Радищева ошеломило такое суждение Прянишникова о новом государе, о теневых сторонах его правления, которые пока коснулись верхов, но не дошли ещё до низов. В народе, наоборот, жила какая-то слепая вера в облегчение своего тяжёлого положения, и все тайно ждали его.

Александр Николаевич накануне познакомился с караванным Никитой Афанасьевым. После разговора о предстоящем пути, они перекинулись с этим энергичным человеком словами о житье-бытье. Караванный, как понял Радищев, передавая мужицкие думы, рассуждал:

— Что жизнь наша? Колесо-о! Крутимся. Може, сейчас полегчает. Царь-батюшка пришёл, посулы делает… Дай бог, долго ждали, може дождёмся теперь…

Радищев знал, как обманчивы бывают надежды народа в начале нового царствования. И сейчас, невольно вспомнив этот разговор, Александр Николаевич глубже задумался над откровенным признанием Прянишникова. Ему важно было узнать, что Павел, подписавший рескрипт об его помиловании, ничем не отличался от других государей, по-разному начинавших царствование, и, по-человечески было больно за народ, обманутый напрасными ожиданиями какого-то облегчения для себя. Он понимал, как горько и обидно будет народу, когда самообман обнаружится и как гнилой пень под ногой рухнет их вера в царя.

— Я не забыл об изветах и лютостях прежних лет, — молвил Александр Николаевич, — и не убоюсь сказать теперь: несчастье нас учит быть благоразумными… Чем хуже, тем лучше, Иван Данилович, — повторил он свою излюбленную фразу.

— Не понимаю-с, — выразил недоумение на лице Прянишников.

— Из мучительства рождается вольность.

— Опять вольность! — с огорчением произнёс Прянишников, — когда вы её забудете, хотя бы ради своего личного покоя и благополучия.
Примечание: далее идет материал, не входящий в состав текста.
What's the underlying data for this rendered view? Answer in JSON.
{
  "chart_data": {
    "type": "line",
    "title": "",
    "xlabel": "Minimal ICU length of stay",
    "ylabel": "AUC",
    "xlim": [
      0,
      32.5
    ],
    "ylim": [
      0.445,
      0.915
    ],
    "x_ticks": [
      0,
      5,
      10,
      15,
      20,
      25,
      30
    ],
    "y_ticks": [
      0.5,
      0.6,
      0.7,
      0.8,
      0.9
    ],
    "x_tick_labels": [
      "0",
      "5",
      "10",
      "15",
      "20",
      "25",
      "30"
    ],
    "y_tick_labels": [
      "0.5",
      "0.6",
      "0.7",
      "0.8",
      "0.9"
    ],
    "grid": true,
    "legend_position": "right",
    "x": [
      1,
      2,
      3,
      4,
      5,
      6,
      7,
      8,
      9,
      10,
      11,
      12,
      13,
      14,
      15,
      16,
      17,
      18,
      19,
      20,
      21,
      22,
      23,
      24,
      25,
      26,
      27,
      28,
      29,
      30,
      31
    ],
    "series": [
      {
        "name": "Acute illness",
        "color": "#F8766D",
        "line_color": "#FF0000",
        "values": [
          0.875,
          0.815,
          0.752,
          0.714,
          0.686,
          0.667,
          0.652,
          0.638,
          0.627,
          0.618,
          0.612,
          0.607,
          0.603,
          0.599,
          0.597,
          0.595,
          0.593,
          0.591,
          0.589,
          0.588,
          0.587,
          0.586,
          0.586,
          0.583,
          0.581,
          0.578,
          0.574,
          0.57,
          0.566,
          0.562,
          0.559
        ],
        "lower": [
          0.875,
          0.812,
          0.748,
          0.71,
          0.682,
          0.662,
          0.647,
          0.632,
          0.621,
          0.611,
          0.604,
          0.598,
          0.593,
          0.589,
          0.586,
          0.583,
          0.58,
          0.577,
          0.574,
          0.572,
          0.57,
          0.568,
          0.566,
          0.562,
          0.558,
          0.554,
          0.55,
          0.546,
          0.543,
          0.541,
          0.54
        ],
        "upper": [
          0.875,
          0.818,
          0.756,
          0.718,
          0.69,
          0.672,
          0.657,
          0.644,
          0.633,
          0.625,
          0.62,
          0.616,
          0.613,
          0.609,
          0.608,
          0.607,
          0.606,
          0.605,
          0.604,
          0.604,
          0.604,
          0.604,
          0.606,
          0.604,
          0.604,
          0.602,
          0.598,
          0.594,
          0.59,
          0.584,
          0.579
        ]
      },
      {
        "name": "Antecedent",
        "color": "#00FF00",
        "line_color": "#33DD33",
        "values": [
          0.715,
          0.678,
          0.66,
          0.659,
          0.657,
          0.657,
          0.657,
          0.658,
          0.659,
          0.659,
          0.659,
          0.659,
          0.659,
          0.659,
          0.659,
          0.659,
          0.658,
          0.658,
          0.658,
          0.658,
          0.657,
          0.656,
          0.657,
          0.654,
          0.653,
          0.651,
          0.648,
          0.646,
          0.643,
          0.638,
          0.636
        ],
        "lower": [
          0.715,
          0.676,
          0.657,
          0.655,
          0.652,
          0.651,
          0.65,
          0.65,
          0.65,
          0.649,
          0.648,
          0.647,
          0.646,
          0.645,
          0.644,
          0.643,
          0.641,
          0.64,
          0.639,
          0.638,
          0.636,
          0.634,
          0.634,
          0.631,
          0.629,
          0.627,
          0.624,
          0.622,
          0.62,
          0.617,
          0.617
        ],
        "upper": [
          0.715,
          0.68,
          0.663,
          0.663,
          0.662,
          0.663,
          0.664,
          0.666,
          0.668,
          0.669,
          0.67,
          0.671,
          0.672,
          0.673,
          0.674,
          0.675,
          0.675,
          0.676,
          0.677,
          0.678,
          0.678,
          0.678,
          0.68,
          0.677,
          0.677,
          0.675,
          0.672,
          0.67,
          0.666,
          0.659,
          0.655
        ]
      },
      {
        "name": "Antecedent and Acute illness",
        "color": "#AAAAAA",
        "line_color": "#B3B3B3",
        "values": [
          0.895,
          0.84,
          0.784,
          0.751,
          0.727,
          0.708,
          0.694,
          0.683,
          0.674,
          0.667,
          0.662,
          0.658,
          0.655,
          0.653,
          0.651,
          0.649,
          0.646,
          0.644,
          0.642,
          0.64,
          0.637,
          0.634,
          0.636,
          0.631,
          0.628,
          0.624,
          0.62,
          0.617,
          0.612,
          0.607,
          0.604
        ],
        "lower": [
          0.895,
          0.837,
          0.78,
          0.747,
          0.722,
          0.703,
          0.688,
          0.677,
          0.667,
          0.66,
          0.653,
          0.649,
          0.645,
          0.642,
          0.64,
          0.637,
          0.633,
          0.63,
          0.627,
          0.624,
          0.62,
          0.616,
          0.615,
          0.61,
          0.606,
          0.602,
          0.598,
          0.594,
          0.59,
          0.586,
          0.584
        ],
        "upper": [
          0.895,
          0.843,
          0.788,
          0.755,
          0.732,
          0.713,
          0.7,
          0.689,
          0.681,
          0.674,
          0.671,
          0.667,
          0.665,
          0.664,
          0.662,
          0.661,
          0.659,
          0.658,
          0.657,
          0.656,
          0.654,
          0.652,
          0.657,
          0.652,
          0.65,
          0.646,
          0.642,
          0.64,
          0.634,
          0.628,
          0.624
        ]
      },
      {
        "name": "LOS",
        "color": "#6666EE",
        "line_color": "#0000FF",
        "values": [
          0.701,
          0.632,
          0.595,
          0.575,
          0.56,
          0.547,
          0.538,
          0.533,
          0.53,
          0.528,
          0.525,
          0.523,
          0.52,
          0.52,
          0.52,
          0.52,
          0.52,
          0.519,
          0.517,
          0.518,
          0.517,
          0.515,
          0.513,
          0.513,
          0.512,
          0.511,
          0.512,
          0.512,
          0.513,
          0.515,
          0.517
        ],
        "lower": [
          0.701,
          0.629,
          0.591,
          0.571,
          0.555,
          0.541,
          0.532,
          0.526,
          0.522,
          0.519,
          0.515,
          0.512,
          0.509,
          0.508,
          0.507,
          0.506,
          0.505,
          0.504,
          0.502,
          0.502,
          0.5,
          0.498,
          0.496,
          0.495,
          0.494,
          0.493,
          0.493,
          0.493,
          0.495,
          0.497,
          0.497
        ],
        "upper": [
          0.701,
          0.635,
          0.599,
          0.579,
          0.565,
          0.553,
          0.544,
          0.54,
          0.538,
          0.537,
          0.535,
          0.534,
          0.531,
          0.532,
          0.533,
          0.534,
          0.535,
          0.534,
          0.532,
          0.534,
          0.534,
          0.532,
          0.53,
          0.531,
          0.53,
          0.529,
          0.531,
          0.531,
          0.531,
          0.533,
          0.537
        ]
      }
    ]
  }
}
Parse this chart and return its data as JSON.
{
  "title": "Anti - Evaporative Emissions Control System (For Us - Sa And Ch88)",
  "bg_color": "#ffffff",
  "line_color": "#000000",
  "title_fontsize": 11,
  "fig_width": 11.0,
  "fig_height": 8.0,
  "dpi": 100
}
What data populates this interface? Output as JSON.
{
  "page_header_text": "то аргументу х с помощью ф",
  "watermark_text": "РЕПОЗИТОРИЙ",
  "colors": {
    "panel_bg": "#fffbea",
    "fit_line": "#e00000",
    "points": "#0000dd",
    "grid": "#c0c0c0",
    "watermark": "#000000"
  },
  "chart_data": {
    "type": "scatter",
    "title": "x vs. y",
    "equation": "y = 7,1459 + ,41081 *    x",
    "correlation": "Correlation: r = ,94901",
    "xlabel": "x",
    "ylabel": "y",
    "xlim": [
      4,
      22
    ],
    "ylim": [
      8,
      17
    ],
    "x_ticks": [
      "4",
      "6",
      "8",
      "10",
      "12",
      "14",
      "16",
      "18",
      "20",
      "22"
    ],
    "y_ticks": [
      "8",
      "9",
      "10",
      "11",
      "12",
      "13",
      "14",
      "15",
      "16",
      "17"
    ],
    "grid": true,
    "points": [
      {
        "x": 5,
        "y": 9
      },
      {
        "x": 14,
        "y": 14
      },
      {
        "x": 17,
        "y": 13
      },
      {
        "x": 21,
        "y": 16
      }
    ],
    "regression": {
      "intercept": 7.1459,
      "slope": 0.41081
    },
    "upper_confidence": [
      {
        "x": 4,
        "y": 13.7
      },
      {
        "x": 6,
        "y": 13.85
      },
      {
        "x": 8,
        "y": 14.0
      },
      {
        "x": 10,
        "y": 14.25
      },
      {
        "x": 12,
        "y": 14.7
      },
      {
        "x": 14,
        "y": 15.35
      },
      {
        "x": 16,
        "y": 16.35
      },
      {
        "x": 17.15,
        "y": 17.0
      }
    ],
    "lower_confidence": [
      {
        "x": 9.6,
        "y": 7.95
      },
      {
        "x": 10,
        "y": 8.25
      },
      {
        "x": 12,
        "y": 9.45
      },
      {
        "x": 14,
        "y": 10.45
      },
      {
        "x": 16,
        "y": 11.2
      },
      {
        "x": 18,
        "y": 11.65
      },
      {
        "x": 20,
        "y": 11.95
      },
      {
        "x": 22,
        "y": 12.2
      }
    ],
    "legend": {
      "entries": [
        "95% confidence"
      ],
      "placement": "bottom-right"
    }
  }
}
— Никогда! Стоял в молодости на сём, на старости не покину…

Александр Николаевич спохватился.

— Завтра в путь, надо и отдохнуть…

Прянишников спросил:

— Не обидел ли я своим словом, а?

— Что обида, Иван Данилович, убеждения наши разные…

Радищев вернулся в гостиную. Пламя свеч, радугой отражавшееся в гранях венецианского зеркала и хрустальных ваз на столе, до боли ударило по глазам. Роскошь и богатство гостиной только резче подчеркнули внутреннее отчуждение, какое почувствовал Александр Николаевич, переступив порог гостеприимного прянишниковского дома.